Symptoms of HeFH can include:
- High cholesterol levels in the blood (above 240 mg/dL)
- High levels of LDL or “bad” cholesterol (above 160 mg/dL)
- Low levels of HDL or”good” cholesterol (below 40 mg/dL)
- An accumulation of cholesterol build-up in arteries, called fatty streaks
- Elevated triglycerides in the blood (above 200 mg/dL)

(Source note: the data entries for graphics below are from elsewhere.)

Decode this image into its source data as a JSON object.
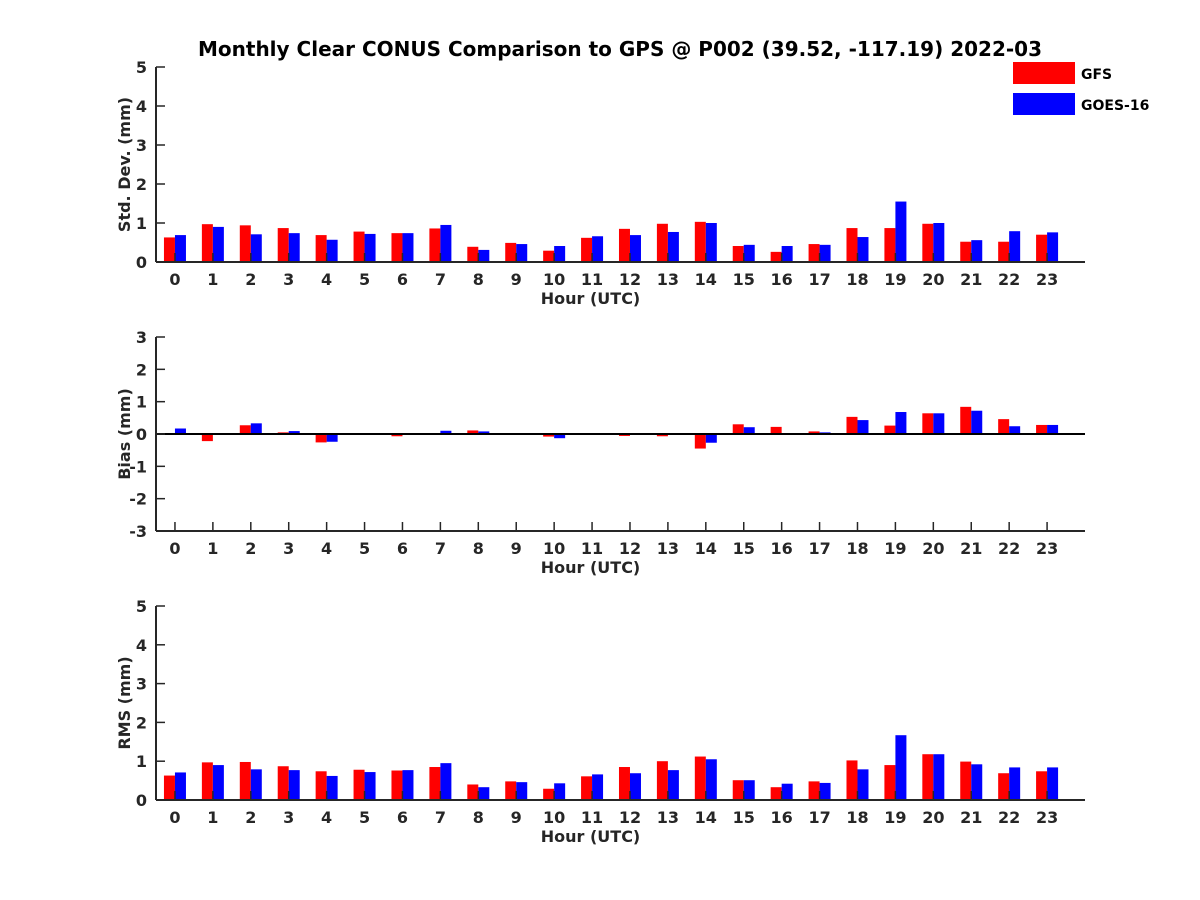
{
  "title": "Monthly Clear CONUS Comparison to GPS @ P002 (39.52, -117.19) 2022-03",
  "legend": {
    "placement": "top-right",
    "entries": [
      {
        "label": "GFS",
        "color": "#ff0000"
      },
      {
        "label": "GOES-16",
        "color": "#0000ff"
      }
    ]
  },
  "chart_data": [
    {
      "type": "bar",
      "xlabel": "Hour (UTC)",
      "ylabel": "Std. Dev. (mm)",
      "ylim": [
        0,
        5
      ],
      "yticks": [
        0,
        1,
        2,
        3,
        4,
        5
      ],
      "categories": [
        "0",
        "1",
        "2",
        "3",
        "4",
        "5",
        "6",
        "7",
        "8",
        "9",
        "10",
        "11",
        "12",
        "13",
        "14",
        "15",
        "16",
        "17",
        "18",
        "19",
        "20",
        "21",
        "22",
        "23"
      ],
      "series": [
        {
          "name": "GFS",
          "color": "#ff0000",
          "values": [
            0.63,
            0.97,
            0.94,
            0.87,
            0.69,
            0.78,
            0.74,
            0.86,
            0.39,
            0.49,
            0.29,
            0.62,
            0.85,
            0.98,
            1.03,
            0.41,
            0.26,
            0.46,
            0.87,
            0.87,
            0.98,
            0.52,
            0.52,
            0.7
          ]
        },
        {
          "name": "GOES-16",
          "color": "#0000ff",
          "values": [
            0.69,
            0.9,
            0.71,
            0.74,
            0.57,
            0.72,
            0.74,
            0.95,
            0.31,
            0.46,
            0.41,
            0.66,
            0.69,
            0.77,
            1.0,
            0.44,
            0.41,
            0.44,
            0.64,
            1.55,
            1.0,
            0.56,
            0.79,
            0.76
          ]
        }
      ]
    },
    {
      "type": "bar",
      "xlabel": "Hour (UTC)",
      "ylabel": "Bias (mm)",
      "ylim": [
        -3,
        3
      ],
      "yticks": [
        -3,
        -2,
        -1,
        0,
        1,
        2,
        3
      ],
      "categories": [
        "0",
        "1",
        "2",
        "3",
        "4",
        "5",
        "6",
        "7",
        "8",
        "9",
        "10",
        "11",
        "12",
        "13",
        "14",
        "15",
        "16",
        "17",
        "18",
        "19",
        "20",
        "21",
        "22",
        "23"
      ],
      "series": [
        {
          "name": "GFS",
          "color": "#ff0000",
          "values": [
            0.0,
            -0.22,
            0.27,
            0.05,
            -0.26,
            0.0,
            -0.07,
            -0.03,
            0.11,
            0.0,
            -0.08,
            0.0,
            -0.06,
            -0.07,
            -0.45,
            0.3,
            0.22,
            0.08,
            0.53,
            0.26,
            0.64,
            0.84,
            0.46,
            0.28
          ]
        },
        {
          "name": "GOES-16",
          "color": "#0000ff",
          "values": [
            0.17,
            0.0,
            0.33,
            0.09,
            -0.24,
            0.0,
            0.0,
            0.1,
            0.08,
            0.0,
            -0.13,
            0.0,
            0.0,
            0.0,
            -0.27,
            0.21,
            0.03,
            0.05,
            0.43,
            0.68,
            0.64,
            0.72,
            0.24,
            0.28
          ]
        }
      ]
    },
    {
      "type": "bar",
      "xlabel": "Hour (UTC)",
      "ylabel": "RMS (mm)",
      "ylim": [
        0,
        5
      ],
      "yticks": [
        0,
        1,
        2,
        3,
        4,
        5
      ],
      "categories": [
        "0",
        "1",
        "2",
        "3",
        "4",
        "5",
        "6",
        "7",
        "8",
        "9",
        "10",
        "11",
        "12",
        "13",
        "14",
        "15",
        "16",
        "17",
        "18",
        "19",
        "20",
        "21",
        "22",
        "23"
      ],
      "series": [
        {
          "name": "GFS",
          "color": "#ff0000",
          "values": [
            0.63,
            0.97,
            0.98,
            0.87,
            0.74,
            0.78,
            0.76,
            0.85,
            0.4,
            0.48,
            0.29,
            0.61,
            0.85,
            1.0,
            1.12,
            0.51,
            0.33,
            0.48,
            1.02,
            0.9,
            1.18,
            0.99,
            0.69,
            0.74
          ]
        },
        {
          "name": "GOES-16",
          "color": "#0000ff",
          "values": [
            0.71,
            0.9,
            0.79,
            0.77,
            0.62,
            0.72,
            0.77,
            0.95,
            0.33,
            0.46,
            0.43,
            0.66,
            0.69,
            0.77,
            1.05,
            0.51,
            0.42,
            0.44,
            0.79,
            1.67,
            1.18,
            0.92,
            0.84,
            0.84
          ]
        }
      ]
    }
  ]
}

Managing HeFH requires lifestyle changes such as eating a low-fat diet, exercising regularly, and quitting smoking. In addition, medications such as statins, fibrates, and resins may help lower cholesterol levels, decrease the formation of fatty streaks, and reduce the risk of heart attack or stroke.
It is important to remember that HeFH is a lifelong condition, and requires monitoring of your cholesterol and other risk factors regularly. A combination of diet, exercise, and medication can help you manage the condition and reduce your risk of developing serious complications.